In January 2008 a tradeable, renewable energy credit program will be established. Each killowatt-hour credit from legitimate sources must be treated as renewable - for the purposes of utilities hitting their targets. They also can only use a credit once. (no Enron-style multi-flips here, I hope). "In lieu of generating or procuring energy directly to satisfy the eligible energy technology objective or standard... an electric utility may utilize renewable energy credits allowed under the program to satisfy the objective or standard," and the commission is ordered to facilitate trading among states. Excel can't sell credits - in other words, they can't sell wind kilowatt-hours to hapless small utilities that can't get it together.
This is pretty cool, though: it's a market mechanism that should prompt cooperative energy start-ups, who merely have to build a pricey link to the power grid in order to sell their renewable energy as credits. Ownership structures and energy business insurance and loans are another major issue floating around the Legislature.
The "off ramps" for utilities allow the state's energy commission to let utilities off the hook, in the context of "maximize benefits to Minnesota citizens, balancing factors such as local ownership of or participation in energy production, development and ownership of eligible energy technology facilities by independent power producers, Minnesota utility ownership of eligible energy technology facilities, the costs of energy generation to satisfy the renewable standard, and the reliability of electric service to Minnesotans." This paragraph puts the utility lobbyists at a certain ease, and ensures that the system won't disintegrate if they can't meet the goals.

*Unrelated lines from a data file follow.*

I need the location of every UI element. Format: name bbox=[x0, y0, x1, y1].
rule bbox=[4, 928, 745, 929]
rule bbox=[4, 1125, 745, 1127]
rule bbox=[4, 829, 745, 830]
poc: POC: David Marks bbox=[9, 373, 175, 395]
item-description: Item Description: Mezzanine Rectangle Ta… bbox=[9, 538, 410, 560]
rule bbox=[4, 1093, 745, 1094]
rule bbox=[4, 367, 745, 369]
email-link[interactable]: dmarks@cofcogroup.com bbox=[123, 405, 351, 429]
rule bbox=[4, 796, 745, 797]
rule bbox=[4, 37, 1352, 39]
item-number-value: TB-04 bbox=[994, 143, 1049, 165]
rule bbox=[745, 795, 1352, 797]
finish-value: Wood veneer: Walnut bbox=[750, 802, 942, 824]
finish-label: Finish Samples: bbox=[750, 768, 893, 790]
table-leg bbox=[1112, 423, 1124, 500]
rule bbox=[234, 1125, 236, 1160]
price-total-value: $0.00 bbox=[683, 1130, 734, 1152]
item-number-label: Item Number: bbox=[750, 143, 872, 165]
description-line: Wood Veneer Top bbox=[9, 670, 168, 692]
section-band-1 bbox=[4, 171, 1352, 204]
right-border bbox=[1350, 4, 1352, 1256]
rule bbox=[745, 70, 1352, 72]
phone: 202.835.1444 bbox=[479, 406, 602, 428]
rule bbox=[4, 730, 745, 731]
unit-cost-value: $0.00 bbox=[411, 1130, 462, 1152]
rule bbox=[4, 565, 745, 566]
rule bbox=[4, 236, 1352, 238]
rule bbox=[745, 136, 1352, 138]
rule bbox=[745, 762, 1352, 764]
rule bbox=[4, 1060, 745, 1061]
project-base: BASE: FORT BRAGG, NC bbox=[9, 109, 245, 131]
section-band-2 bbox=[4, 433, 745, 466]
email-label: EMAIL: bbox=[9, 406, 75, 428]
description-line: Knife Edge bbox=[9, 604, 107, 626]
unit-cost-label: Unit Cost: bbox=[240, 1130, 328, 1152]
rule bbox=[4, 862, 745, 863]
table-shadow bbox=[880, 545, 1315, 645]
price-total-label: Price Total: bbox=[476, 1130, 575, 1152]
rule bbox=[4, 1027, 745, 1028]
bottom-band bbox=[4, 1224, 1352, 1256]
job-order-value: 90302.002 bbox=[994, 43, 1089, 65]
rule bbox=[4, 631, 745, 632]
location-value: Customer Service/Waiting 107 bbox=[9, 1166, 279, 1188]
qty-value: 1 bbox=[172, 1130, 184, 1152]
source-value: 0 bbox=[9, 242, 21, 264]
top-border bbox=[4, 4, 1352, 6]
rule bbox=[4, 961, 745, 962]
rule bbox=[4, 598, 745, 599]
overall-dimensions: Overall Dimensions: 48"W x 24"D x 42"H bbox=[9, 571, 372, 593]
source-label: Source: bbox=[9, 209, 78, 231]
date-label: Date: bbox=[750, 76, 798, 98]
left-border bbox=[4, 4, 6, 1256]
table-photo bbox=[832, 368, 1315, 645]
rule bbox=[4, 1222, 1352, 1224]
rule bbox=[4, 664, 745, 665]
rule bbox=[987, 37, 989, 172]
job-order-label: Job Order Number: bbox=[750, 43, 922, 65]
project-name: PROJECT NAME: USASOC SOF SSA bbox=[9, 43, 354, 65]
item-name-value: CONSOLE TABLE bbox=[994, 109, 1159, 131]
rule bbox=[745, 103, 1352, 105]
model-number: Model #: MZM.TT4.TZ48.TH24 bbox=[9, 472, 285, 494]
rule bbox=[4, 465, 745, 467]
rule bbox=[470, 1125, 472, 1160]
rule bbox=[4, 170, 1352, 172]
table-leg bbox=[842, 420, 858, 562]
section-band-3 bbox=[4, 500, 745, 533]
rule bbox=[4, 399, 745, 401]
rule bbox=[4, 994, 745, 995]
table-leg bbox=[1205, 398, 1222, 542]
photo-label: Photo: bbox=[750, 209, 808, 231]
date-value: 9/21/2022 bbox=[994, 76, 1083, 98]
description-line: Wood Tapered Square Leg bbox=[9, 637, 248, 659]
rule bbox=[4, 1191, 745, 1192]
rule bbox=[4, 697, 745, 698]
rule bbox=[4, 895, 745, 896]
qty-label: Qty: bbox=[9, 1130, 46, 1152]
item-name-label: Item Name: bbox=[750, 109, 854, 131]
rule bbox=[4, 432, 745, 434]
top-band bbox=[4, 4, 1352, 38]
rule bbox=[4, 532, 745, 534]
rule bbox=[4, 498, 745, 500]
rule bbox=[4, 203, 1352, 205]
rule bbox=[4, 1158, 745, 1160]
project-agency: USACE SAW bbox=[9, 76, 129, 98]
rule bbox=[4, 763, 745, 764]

There is also a provision about how the heck the state will deal with setting up the transmission lines. One grizzled GOP veteran observed to me that ironically the same people after windmills these days, were also fighting with farmers against power lines in the 1980s and early 1990s.
The interest in renewable energy is a broadly bi-partisan one now, with many legislators in agricultural areas and the Republican Governor much more amenable to it than a few years ago. As we are still working on the Directory - a 700-plus page index of the Legislature, districts, and the bureaucracy, I'll refrain from saying any more about that side of the politics until our interviews are done. But if you're a Minnesotan please order one on advance - its a great help for anyone who's civically engaged! (and I swear we'll be done in a few weeks).
I will have much more to say after the process wraps.... Believe me, there is nothing quite like a state House of Representatives just seized by very liberal Democrats.